In order to compile the code, we will need to use the following JAR files in our class path to handle the dependencies:

jedis-1.5.0.jar
log4j-1.2.16.jar
lucene-core-4.8.1.jar
solr-core-4.8.1.jar
slf4j-log4j12-1.6.6.jar
slf4j-api-1.6.6.jar
solr-solrj-4.8.1.jar

Once compiled, we can create a JAR file using the following command:

 $ jar -cvf redis.jar packt/*

We will see the following output on the screen:

 added manifest adding: packt/search/(in = 0) (out= 0)(stored 0%) adding: packt/search/RedisQParserPlugin$1.class(in = 1335) (out= 568)(deflated 57%) adding: packt/search/RedisQParserPlugin.class(in = 1179) (out= 524)(deflated 55%) adding: packt/search/RedisPostFilter.class(in = 2720) (out= 1497)(deflated 44%) adding: packt/search/RedisPostFilter$1.class(in = 2135) (out= 986)(deflated 53%)

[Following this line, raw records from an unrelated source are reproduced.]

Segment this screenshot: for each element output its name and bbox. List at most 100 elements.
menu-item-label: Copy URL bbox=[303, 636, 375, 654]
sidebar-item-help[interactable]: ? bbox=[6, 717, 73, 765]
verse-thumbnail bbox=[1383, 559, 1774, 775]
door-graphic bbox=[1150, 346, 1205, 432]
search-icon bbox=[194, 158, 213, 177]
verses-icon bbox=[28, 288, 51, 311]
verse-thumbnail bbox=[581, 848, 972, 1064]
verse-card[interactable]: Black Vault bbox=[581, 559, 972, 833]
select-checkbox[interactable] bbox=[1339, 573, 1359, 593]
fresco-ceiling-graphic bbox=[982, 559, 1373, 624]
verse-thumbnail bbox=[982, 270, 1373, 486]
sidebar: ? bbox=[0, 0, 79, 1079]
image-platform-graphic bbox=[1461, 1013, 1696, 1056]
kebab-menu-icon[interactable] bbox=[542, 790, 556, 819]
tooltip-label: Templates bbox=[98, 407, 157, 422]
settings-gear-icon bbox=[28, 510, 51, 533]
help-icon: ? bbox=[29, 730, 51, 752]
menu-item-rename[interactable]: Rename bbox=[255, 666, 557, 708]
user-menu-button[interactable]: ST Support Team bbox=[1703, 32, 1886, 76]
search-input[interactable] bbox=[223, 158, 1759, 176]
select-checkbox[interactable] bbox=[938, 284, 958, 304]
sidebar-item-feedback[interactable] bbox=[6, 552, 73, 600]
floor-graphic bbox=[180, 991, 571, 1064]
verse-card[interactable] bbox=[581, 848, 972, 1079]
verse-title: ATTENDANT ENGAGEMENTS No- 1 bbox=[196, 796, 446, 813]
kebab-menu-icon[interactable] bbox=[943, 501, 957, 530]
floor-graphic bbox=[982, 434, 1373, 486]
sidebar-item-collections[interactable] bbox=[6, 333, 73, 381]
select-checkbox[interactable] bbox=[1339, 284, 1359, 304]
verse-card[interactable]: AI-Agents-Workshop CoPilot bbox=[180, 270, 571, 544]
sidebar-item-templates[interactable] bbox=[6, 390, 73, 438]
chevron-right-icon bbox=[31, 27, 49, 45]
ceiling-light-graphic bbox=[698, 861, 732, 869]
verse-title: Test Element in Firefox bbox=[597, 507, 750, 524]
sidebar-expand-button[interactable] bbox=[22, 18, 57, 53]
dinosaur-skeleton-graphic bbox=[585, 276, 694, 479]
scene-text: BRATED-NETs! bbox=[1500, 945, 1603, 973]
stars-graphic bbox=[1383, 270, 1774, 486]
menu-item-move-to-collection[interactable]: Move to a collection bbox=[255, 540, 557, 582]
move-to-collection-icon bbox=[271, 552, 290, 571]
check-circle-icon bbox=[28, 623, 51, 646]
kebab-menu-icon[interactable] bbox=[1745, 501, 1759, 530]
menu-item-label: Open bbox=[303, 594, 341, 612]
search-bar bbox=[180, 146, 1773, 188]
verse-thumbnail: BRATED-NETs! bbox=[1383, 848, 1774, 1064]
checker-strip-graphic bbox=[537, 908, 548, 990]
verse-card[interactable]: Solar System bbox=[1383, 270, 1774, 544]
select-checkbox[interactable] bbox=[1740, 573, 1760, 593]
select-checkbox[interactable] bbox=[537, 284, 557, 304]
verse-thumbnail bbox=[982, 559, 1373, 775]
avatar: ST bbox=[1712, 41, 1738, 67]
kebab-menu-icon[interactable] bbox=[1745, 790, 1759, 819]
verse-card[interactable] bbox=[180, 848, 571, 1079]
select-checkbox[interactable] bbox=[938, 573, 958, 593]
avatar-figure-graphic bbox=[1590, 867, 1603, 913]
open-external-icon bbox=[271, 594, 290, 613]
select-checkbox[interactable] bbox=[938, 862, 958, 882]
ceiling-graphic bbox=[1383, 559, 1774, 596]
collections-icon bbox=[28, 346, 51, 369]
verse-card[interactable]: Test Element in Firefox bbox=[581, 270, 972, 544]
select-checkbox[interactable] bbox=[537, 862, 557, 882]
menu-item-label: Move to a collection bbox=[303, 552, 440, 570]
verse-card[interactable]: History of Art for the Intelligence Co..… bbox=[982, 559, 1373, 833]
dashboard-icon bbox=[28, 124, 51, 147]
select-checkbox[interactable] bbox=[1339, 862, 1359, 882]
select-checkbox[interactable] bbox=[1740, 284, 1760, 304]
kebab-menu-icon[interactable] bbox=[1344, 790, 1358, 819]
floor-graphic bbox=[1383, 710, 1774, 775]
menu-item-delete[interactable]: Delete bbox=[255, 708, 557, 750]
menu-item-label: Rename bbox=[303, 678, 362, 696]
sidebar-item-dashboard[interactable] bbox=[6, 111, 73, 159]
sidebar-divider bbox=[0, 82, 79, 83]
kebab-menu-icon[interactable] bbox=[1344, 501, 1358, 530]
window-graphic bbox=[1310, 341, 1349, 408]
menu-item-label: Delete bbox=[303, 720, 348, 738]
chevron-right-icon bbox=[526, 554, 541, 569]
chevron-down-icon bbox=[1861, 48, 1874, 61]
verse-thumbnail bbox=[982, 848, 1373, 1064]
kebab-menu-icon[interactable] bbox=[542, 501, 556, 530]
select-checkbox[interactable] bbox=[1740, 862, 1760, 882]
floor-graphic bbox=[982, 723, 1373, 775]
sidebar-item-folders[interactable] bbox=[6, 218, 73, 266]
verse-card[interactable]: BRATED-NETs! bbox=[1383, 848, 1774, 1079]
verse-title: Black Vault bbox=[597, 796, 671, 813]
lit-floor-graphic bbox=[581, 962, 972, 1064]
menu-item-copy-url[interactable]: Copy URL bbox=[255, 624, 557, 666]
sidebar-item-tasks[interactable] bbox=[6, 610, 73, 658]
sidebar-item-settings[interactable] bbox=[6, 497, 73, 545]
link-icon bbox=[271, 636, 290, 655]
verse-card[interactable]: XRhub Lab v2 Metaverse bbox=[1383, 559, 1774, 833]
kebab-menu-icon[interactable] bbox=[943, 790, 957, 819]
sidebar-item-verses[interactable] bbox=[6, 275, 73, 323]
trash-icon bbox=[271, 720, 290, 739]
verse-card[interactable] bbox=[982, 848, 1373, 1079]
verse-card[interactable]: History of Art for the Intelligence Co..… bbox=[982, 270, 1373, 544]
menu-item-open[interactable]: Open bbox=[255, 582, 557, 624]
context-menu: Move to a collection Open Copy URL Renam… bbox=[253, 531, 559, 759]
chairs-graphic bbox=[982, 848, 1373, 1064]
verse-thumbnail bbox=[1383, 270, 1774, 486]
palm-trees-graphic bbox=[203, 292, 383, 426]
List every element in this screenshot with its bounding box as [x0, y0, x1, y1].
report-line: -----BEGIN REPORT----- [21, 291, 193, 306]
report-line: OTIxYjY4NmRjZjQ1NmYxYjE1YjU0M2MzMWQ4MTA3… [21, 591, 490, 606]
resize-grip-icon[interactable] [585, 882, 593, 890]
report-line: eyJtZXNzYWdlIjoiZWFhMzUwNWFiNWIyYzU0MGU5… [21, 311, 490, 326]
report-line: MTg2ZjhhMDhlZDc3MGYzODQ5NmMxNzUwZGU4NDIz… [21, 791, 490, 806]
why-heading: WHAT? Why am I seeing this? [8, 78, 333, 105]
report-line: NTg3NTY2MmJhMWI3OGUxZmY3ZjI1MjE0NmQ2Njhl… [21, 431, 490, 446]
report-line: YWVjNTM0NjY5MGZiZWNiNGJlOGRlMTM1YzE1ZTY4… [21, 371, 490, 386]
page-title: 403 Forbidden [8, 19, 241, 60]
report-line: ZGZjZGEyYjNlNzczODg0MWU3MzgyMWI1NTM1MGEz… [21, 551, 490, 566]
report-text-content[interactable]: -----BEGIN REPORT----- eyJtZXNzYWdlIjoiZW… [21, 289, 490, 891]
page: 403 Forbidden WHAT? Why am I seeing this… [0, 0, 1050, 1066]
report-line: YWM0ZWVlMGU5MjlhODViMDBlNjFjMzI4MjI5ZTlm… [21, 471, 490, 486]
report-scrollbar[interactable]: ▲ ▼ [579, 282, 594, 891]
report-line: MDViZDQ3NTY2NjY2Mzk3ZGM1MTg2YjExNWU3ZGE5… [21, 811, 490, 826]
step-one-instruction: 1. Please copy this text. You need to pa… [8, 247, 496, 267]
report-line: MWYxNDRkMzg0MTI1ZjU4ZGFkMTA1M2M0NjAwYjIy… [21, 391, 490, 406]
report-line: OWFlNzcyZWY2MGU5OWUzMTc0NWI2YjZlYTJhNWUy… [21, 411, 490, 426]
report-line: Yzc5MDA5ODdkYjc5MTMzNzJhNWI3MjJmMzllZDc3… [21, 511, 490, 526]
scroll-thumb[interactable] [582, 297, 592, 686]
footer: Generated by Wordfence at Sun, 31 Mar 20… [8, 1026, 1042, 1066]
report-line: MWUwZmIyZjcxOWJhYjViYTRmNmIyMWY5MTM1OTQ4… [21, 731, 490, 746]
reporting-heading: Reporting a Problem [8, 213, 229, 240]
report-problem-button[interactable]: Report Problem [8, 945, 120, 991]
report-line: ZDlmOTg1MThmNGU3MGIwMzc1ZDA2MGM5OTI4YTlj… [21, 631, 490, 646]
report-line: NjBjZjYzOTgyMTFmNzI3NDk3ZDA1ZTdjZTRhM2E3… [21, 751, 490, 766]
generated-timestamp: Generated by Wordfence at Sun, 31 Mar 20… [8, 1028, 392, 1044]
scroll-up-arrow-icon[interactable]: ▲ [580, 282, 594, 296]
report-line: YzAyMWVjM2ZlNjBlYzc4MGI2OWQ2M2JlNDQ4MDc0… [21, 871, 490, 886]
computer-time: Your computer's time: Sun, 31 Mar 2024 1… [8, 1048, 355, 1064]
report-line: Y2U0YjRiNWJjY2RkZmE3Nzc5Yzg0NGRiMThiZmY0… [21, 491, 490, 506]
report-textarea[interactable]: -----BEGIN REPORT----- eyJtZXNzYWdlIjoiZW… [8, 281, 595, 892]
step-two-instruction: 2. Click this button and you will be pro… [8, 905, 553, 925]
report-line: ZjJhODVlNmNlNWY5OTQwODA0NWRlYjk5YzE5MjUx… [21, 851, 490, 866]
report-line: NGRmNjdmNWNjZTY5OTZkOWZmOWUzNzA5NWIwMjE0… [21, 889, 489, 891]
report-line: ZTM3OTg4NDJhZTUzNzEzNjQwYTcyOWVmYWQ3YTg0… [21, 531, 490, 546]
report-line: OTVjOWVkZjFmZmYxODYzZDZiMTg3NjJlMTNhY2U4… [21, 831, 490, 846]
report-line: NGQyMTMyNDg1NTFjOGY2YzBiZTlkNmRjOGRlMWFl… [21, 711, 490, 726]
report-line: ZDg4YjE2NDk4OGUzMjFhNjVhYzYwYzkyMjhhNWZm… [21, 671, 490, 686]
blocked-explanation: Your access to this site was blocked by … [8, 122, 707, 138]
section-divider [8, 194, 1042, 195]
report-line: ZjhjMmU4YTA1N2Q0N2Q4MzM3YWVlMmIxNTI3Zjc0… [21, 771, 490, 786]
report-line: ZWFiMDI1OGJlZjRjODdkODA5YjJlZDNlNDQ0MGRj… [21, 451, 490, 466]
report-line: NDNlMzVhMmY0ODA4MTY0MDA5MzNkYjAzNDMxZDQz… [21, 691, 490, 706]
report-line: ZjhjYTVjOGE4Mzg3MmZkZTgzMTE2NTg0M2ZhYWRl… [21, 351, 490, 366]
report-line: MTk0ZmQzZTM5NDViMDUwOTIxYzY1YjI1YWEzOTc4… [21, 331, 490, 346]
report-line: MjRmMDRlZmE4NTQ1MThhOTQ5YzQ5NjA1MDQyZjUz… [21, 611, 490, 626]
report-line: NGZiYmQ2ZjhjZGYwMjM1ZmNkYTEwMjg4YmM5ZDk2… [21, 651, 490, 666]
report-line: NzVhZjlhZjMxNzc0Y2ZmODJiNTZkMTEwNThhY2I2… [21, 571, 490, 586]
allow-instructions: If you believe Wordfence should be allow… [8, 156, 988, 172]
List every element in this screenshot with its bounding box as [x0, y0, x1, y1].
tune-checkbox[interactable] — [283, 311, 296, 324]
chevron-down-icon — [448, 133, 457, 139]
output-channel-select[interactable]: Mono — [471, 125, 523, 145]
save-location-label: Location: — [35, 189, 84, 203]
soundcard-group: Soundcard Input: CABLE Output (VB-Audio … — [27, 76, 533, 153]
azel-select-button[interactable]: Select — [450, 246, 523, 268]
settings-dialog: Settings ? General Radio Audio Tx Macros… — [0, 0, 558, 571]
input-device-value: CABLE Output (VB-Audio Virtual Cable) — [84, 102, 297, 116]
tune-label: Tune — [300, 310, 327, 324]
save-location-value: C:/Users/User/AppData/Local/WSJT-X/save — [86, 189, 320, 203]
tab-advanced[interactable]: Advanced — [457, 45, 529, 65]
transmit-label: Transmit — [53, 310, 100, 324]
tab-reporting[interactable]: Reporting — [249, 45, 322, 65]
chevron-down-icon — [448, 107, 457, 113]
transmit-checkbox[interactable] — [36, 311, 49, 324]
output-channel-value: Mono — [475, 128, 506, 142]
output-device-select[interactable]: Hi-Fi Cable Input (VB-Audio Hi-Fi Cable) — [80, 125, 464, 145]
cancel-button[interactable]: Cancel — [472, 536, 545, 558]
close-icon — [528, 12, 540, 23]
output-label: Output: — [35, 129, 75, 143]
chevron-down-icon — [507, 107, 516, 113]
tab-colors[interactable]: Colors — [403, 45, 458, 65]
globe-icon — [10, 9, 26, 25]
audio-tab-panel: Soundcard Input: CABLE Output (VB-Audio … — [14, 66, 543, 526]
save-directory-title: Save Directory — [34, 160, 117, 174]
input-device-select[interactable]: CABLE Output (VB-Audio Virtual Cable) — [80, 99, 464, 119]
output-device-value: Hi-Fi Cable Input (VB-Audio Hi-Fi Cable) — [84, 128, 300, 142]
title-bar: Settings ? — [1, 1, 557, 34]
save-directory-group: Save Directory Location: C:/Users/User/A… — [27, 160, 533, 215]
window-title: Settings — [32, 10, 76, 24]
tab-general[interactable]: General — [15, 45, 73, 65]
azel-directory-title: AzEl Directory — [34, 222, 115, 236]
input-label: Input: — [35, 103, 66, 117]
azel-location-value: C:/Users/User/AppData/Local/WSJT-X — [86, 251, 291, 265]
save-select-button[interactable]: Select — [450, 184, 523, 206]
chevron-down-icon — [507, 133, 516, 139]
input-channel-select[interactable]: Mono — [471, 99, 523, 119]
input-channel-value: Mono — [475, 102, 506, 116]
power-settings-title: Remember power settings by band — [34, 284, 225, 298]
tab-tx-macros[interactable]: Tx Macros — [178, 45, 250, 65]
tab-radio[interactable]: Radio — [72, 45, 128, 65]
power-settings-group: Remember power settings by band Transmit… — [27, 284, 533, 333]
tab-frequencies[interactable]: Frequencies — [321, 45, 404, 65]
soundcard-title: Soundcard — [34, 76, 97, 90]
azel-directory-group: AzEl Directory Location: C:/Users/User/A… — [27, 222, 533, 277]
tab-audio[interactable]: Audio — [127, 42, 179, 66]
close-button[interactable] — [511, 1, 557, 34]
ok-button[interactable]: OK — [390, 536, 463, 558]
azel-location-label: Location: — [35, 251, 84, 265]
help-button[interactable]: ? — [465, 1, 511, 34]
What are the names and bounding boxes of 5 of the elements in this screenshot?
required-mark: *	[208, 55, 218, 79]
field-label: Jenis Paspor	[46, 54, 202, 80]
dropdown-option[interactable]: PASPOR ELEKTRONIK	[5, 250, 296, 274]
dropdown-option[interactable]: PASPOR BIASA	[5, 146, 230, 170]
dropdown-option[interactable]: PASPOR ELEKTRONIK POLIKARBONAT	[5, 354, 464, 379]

In order to load the plugin, copy redis.jar and jedis-1.5.0.jar to the <solr_installation_dir>/example/lib folder and specify the library path in the solrconfig.xml file:

<lib dir="../../lib/" regex="redis\.jar" /> <lib dir="../../lib/" regex="jedis-1\.5\.0\.jar" />

We will need to define the implementation class in the solrconfig.xml file. This is an important glue to hook in the Redis post-filter implementation:

<queryParser name="redis" class="packt.search.RedisQParserPlugin" />

On starting Solr, we can see that the specified JAR files are loaded:

 3110 [coreLoadExecutor-4-thread-2] INFO  org.apache.solr.core.SolrResourceLoader  – Adding 'file:/home/jayant/installed/solr-4.7.2/example/lib/redis.jar' to classloader

Now restart the Solr server and check whether Redis is working on the localhost port 6379:

Redis server working

In order to call the filter, we will have to pass fq={!redis} to our Solr query:

http://localhost:8983/solr/collection1/select?q=*:*&fq={!redis}

The calls to RedisPostFilter can be seen in the Solr logs, as shown in the following image:

This plugin can be used to filter the ads on the basis of their status. Updates regarding the status of ads can be made into the Redis database through an external script. The actual implementation inside Solr can differ depending on the logic that you want to implement in the post filter.